Molecular and Cellular Endocrinology | 2016
Sheena L.P. Regan; Phil G. Knight; John L. Yovich; James D. Stanger; Yee Leung; Frank Arfuso; Arun Dharmarajan; Ghanim Almahbobi
Reproductive ageing is linked to the depletion of ovarian primordial follicles, which causes an irreversible change to ovarian cellular function and the capacity to reproduce. The current study aimed to profile the expression of bone morphogenetic protein receptor, (BMPR1B) in 53 IVF patients exhibiting different degrees of primordial follicle depletion. The granulosa cell receptor density was measured in 403 follicles via flow cytometry. A decline in BMPR1B density occurred at the time of dominant follicle selection and during the terminal stage of folliculogenesis in the 23-30 y good ovarian reserve patients. The 40+ y poor ovarian reserve patients experienced a reversal of this pattern. The results demonstrate an association between age-induced depletion of the ovarian reserve and BMPR1B receptor density at the two critical time points of dominant follicle selection and pre-ovulatory follicle maturation. Dysregulation of BMP receptor signalling may inhibit the normal steroidogenic differentiation required for maturation in older patients.
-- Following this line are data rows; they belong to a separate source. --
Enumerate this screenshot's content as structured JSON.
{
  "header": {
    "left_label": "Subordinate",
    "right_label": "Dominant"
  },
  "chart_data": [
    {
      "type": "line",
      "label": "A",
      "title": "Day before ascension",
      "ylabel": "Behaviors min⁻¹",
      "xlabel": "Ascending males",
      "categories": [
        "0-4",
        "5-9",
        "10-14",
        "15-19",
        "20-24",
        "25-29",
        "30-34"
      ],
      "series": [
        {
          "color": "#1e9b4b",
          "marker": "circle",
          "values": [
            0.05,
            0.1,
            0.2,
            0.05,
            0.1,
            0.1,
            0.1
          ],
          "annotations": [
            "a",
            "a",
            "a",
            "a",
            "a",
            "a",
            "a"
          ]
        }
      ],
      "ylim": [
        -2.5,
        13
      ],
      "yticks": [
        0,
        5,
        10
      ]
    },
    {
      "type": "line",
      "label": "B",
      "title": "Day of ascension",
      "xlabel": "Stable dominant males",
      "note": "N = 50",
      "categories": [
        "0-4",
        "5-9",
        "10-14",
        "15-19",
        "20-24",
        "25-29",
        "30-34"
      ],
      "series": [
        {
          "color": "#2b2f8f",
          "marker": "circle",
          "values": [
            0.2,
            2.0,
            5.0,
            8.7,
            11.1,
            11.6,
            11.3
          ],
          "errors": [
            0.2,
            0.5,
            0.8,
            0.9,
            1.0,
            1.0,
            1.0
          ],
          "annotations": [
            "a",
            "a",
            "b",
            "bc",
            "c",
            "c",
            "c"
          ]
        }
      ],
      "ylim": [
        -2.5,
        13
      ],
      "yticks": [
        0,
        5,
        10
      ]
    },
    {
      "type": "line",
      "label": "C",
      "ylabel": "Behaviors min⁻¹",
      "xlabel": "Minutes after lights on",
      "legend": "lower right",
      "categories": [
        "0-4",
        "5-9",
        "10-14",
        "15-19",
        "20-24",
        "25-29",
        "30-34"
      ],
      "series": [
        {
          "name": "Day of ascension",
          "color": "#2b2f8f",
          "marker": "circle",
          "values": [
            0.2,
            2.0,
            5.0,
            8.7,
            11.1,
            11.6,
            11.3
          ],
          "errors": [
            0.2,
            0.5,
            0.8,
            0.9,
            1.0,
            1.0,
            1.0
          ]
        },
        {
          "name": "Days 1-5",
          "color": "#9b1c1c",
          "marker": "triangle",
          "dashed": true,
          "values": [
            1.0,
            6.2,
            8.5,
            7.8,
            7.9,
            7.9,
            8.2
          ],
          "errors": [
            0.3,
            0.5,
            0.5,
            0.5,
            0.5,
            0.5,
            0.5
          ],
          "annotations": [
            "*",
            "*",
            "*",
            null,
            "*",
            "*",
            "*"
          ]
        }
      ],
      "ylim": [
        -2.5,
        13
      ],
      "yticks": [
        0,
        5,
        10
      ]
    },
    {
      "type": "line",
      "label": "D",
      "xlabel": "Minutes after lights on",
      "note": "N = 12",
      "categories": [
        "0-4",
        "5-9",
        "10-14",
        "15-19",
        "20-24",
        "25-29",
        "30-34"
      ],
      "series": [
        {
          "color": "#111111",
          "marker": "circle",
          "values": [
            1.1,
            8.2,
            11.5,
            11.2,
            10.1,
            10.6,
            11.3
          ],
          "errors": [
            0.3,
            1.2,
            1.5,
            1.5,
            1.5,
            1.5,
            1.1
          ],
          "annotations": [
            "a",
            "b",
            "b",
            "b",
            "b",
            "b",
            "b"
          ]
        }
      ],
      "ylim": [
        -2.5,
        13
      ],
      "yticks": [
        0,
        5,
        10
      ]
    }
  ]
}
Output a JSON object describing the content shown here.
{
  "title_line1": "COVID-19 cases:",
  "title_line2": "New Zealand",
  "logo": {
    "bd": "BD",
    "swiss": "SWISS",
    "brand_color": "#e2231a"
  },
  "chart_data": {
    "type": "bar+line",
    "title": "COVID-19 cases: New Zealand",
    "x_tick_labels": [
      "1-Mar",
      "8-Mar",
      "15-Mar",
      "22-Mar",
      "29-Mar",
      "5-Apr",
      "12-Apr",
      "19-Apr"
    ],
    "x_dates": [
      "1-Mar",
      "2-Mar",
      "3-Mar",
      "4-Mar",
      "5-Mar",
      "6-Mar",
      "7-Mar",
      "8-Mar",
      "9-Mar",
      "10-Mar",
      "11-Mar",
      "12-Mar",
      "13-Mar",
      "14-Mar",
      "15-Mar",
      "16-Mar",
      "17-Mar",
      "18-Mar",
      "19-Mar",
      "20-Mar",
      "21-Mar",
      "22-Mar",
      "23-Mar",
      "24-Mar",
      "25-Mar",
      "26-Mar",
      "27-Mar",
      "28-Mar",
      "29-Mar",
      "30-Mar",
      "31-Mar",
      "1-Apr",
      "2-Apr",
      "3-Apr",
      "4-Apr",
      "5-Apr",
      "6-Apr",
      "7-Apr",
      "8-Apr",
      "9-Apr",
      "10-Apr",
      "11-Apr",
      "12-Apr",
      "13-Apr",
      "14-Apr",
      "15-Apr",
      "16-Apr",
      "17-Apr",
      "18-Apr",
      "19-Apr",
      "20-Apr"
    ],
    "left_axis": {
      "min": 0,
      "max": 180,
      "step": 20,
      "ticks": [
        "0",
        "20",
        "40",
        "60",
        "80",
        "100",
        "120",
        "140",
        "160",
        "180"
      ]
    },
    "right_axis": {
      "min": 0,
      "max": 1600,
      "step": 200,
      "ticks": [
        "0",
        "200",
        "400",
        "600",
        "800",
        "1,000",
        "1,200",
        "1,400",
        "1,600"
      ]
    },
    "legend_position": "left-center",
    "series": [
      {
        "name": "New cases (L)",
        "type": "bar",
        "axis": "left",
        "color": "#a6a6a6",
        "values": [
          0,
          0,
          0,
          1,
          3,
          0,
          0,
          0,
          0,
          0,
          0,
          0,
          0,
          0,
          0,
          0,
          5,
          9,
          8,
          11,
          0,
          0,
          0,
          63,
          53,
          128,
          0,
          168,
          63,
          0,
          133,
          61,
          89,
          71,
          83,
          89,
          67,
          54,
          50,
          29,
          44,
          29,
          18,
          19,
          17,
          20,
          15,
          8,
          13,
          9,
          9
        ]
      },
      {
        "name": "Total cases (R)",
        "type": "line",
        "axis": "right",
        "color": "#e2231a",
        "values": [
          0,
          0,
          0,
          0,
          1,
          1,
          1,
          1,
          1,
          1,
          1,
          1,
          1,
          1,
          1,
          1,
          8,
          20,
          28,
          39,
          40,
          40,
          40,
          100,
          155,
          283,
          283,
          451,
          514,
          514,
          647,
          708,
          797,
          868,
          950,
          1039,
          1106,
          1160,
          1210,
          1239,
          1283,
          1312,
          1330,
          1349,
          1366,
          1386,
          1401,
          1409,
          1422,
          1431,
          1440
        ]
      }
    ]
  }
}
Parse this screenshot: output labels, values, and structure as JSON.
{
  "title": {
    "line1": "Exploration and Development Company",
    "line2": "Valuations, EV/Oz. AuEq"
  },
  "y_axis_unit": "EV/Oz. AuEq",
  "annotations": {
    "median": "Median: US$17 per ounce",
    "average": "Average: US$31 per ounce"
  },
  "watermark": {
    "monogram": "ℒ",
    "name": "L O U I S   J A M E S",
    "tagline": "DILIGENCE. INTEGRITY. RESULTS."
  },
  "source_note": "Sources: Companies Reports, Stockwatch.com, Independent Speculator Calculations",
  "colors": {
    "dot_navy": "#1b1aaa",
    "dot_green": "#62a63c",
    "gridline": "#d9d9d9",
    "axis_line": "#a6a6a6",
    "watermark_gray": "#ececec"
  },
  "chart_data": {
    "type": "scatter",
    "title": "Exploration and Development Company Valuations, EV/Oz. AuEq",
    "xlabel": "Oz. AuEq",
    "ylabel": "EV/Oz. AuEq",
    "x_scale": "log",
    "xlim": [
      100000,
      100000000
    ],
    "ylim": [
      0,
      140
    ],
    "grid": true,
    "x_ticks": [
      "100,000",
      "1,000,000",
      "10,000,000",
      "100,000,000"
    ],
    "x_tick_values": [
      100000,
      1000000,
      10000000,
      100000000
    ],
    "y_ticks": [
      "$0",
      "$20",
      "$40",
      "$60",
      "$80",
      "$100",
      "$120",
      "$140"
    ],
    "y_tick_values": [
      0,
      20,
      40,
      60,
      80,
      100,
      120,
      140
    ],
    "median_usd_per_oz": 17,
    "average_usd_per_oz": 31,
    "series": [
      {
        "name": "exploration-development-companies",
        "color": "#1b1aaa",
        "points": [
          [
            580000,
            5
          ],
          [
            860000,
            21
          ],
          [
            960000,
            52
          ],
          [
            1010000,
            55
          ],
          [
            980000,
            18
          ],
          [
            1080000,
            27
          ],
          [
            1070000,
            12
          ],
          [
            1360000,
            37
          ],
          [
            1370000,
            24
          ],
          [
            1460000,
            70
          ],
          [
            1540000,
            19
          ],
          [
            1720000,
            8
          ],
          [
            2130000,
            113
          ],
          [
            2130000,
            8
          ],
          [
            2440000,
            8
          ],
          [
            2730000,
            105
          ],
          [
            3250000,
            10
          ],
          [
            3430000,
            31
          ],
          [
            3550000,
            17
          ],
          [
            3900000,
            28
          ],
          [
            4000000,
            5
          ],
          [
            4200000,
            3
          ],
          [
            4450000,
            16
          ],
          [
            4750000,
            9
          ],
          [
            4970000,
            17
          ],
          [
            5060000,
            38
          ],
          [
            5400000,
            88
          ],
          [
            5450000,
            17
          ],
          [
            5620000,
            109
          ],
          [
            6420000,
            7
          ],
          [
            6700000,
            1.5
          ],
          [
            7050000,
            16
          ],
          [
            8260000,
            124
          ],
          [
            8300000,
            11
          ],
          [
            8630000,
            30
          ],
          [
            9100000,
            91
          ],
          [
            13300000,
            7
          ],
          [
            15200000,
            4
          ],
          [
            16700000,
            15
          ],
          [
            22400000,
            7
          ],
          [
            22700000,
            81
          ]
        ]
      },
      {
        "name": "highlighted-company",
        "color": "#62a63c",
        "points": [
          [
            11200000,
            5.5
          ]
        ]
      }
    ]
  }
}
Molecular and Cellular Endocrinology | 2017
Sheena L.P. Regan; Phil G. Knight; John L. Yovich; James D. Stanger; Yee Leung; Frank Arfuso; Ghanim Almahbobi; Arun Dharmarajan
The poor oocyte quality in older women has previously been linked to the depletion of the ovarian reserve of primordial follicles and an increase in granulosal apoptosis. Granulosa cells were collected from 198 follicles and individually analysed by flow cytometry. In the young IVF patients, the level of apoptosis was inversely proportional to the expression of bone morphogenetic protein (BMPR1B) and follicle stimulating hormone (FSH) receptors. Conversely, in the older patients this relationship became dysregulated. In the older patients, at the time of preovulatory maturation, the reduced apoptosis reflects the poor mitogenic growth turnover rate of healthy follicles rather than the death rate in an atretic follicle. Restoring an optimum receptor density and down-regulation of receptors may improve oocyte quality and the pregnancy rate in older women.